Didn't Michael Jackson in his later years start to claim that the USA is the best country in the world to be a beer drinker? It certainly leads the way in a range of more modern styles and I have found there they have the passion, inventiveness and inquisitiveness there to really try to push the boundaries and both in terms of developing new styles and refining and shaping existing ones.

But for me, of all the countries I have visited, the one which takes its beer the most seriously, the one that really elevates it into a cultural staple above all others is Belgium. They have a wide range of styles, of course, but they really excel, in my opinion, at making the really complex beers both well but also consistently.
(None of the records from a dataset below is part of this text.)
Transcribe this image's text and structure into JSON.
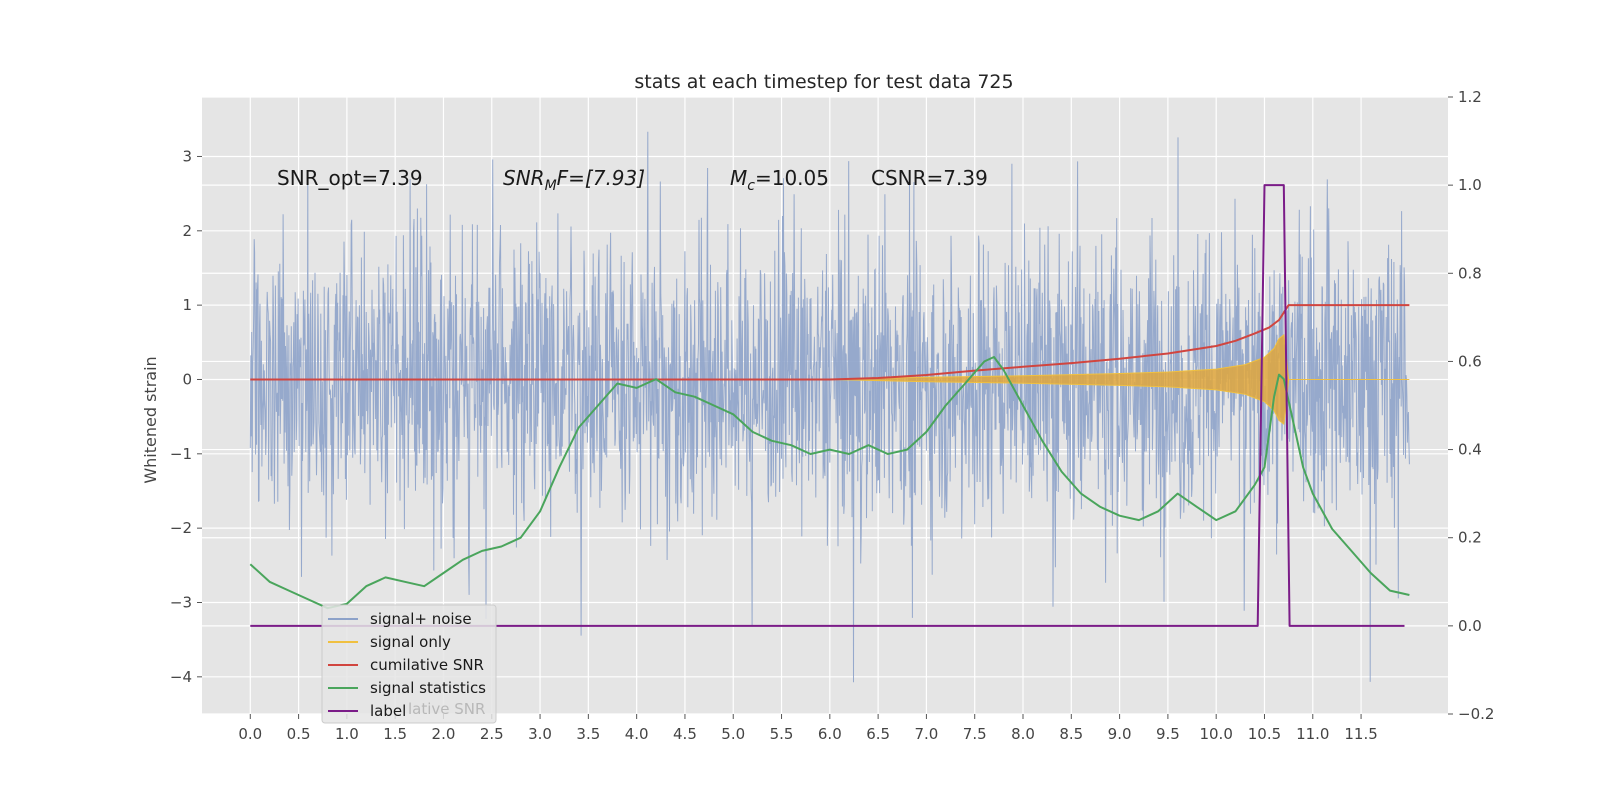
{
  "chart_data": {
    "type": "line",
    "title": "stats at each timestep for test data 725",
    "ylabel": "Whitened strain",
    "xlabel": "",
    "xlim": [
      -0.5,
      12.4
    ],
    "ylim": [
      -4.5,
      3.8
    ],
    "y2lim": [
      -0.2,
      1.2
    ],
    "grid": true,
    "legend_position": "lower-left",
    "x_ticks": [
      "0.0",
      "0.5",
      "1.0",
      "1.5",
      "2.0",
      "2.5",
      "3.0",
      "3.5",
      "4.0",
      "4.5",
      "5.0",
      "5.5",
      "6.0",
      "6.5",
      "7.0",
      "7.5",
      "8.0",
      "8.5",
      "9.0",
      "9.5",
      "10.0",
      "10.5",
      "11.0",
      "11.5"
    ],
    "y_ticks": [
      "3",
      "2",
      "1",
      "0",
      "−1",
      "−2",
      "−3",
      "−4"
    ],
    "y2_ticks": [
      "1.2",
      "1.0",
      "0.8",
      "0.6",
      "0.4",
      "0.2",
      "0.0",
      "−0.2"
    ],
    "annotations": {
      "snr_opt": "SNR_opt=7.39",
      "snr_mf_main": "SNR",
      "snr_mf_sub": "M",
      "snr_mf_rest": "F=[7.93]",
      "mc_main": "M",
      "mc_sub": "c",
      "mc_rest": "=10.05",
      "csnr": "CSNR=7.39"
    },
    "legend": [
      {
        "label": "signal+ noise",
        "color": "#8da2c9"
      },
      {
        "label": "signal only",
        "color": "#f0c040"
      },
      {
        "label": "cumilative SNR",
        "color": "#d1453f"
      },
      {
        "label": "signal statistics",
        "color": "#4aa55c"
      },
      {
        "label": "label",
        "color": "#7b1c88"
      }
    ],
    "legend_ghost": "lative SNR",
    "series": [
      {
        "name": "cumilative SNR",
        "axis": "left",
        "color": "#d1453f",
        "x": [
          0.0,
          6.0,
          6.5,
          7.0,
          7.5,
          8.0,
          8.5,
          9.0,
          9.5,
          10.0,
          10.2,
          10.4,
          10.55,
          10.65,
          10.7,
          10.75,
          11.0,
          11.5,
          12.0
        ],
        "values": [
          0.0,
          0.0,
          0.02,
          0.06,
          0.12,
          0.17,
          0.22,
          0.28,
          0.35,
          0.45,
          0.52,
          0.62,
          0.7,
          0.8,
          0.9,
          1.0,
          1.0,
          1.0,
          1.0
        ]
      },
      {
        "name": "signal statistics",
        "axis": "right",
        "color": "#4aa55c",
        "x": [
          0.0,
          0.2,
          0.4,
          0.6,
          0.8,
          1.0,
          1.2,
          1.4,
          1.6,
          1.8,
          2.0,
          2.2,
          2.4,
          2.6,
          2.8,
          3.0,
          3.2,
          3.4,
          3.6,
          3.8,
          4.0,
          4.2,
          4.4,
          4.6,
          4.8,
          5.0,
          5.2,
          5.4,
          5.6,
          5.8,
          6.0,
          6.2,
          6.4,
          6.6,
          6.8,
          7.0,
          7.2,
          7.4,
          7.6,
          7.7,
          7.8,
          8.0,
          8.2,
          8.4,
          8.6,
          8.8,
          9.0,
          9.2,
          9.4,
          9.6,
          9.8,
          10.0,
          10.2,
          10.4,
          10.5,
          10.6,
          10.65,
          10.7,
          10.8,
          10.9,
          11.0,
          11.2,
          11.4,
          11.6,
          11.8,
          12.0
        ],
        "values": [
          0.14,
          0.1,
          0.08,
          0.06,
          0.04,
          0.05,
          0.09,
          0.11,
          0.1,
          0.09,
          0.12,
          0.15,
          0.17,
          0.18,
          0.2,
          0.26,
          0.36,
          0.45,
          0.5,
          0.55,
          0.54,
          0.56,
          0.53,
          0.52,
          0.5,
          0.48,
          0.44,
          0.42,
          0.41,
          0.39,
          0.4,
          0.39,
          0.41,
          0.39,
          0.4,
          0.44,
          0.5,
          0.55,
          0.6,
          0.61,
          0.58,
          0.5,
          0.42,
          0.35,
          0.3,
          0.27,
          0.25,
          0.24,
          0.26,
          0.3,
          0.27,
          0.24,
          0.26,
          0.32,
          0.36,
          0.52,
          0.57,
          0.56,
          0.46,
          0.36,
          0.3,
          0.22,
          0.17,
          0.12,
          0.08,
          0.07
        ]
      },
      {
        "name": "label",
        "axis": "right",
        "color": "#7b1c88",
        "x": [
          0.0,
          10.43,
          10.5,
          10.7,
          10.76,
          11.95
        ],
        "values": [
          0.0,
          0.0,
          1.0,
          1.0,
          0.0,
          0.0
        ]
      }
    ],
    "noise": {
      "name": "signal+ noise",
      "x_range": [
        0.0,
        12.0
      ],
      "typical_range": [
        -1.8,
        2.2
      ],
      "extreme_min": -4.1,
      "extreme_max": 3.4
    },
    "signal_only": {
      "name": "signal only",
      "envelope_x": [
        6.0,
        7.0,
        8.0,
        9.0,
        9.5,
        10.0,
        10.3,
        10.5,
        10.6,
        10.65,
        10.7,
        10.72,
        10.75,
        12.0
      ],
      "envelope_amp": [
        0.0,
        0.03,
        0.05,
        0.08,
        0.1,
        0.14,
        0.2,
        0.3,
        0.42,
        0.55,
        0.6,
        0.4,
        0.0,
        0.0
      ]
    }
  }
}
Brewing there is taken so seriously it's almost a religion. It may not be the most innovative modern brewing country but I think it's the country which cares most about beer. The beer lists in cafes, bars and restaurants all over the country read like wine lists do in other parts of the world. Whether it makes the best beer in the world is up for debate (although I think it does) but I think its beer culture helps it take top spot as far as I'm concerned :)

EDIT: I saw bantu1957's comment about Poland and it made me check the poll again. There is an argument for Estonia as a contender. They have an ancient and, in some pockets, continuing tradition of farmhouse brewing and their craft beer scene is spectacular. They might have the greatest number of excellent beers per capita of anywhere in the world!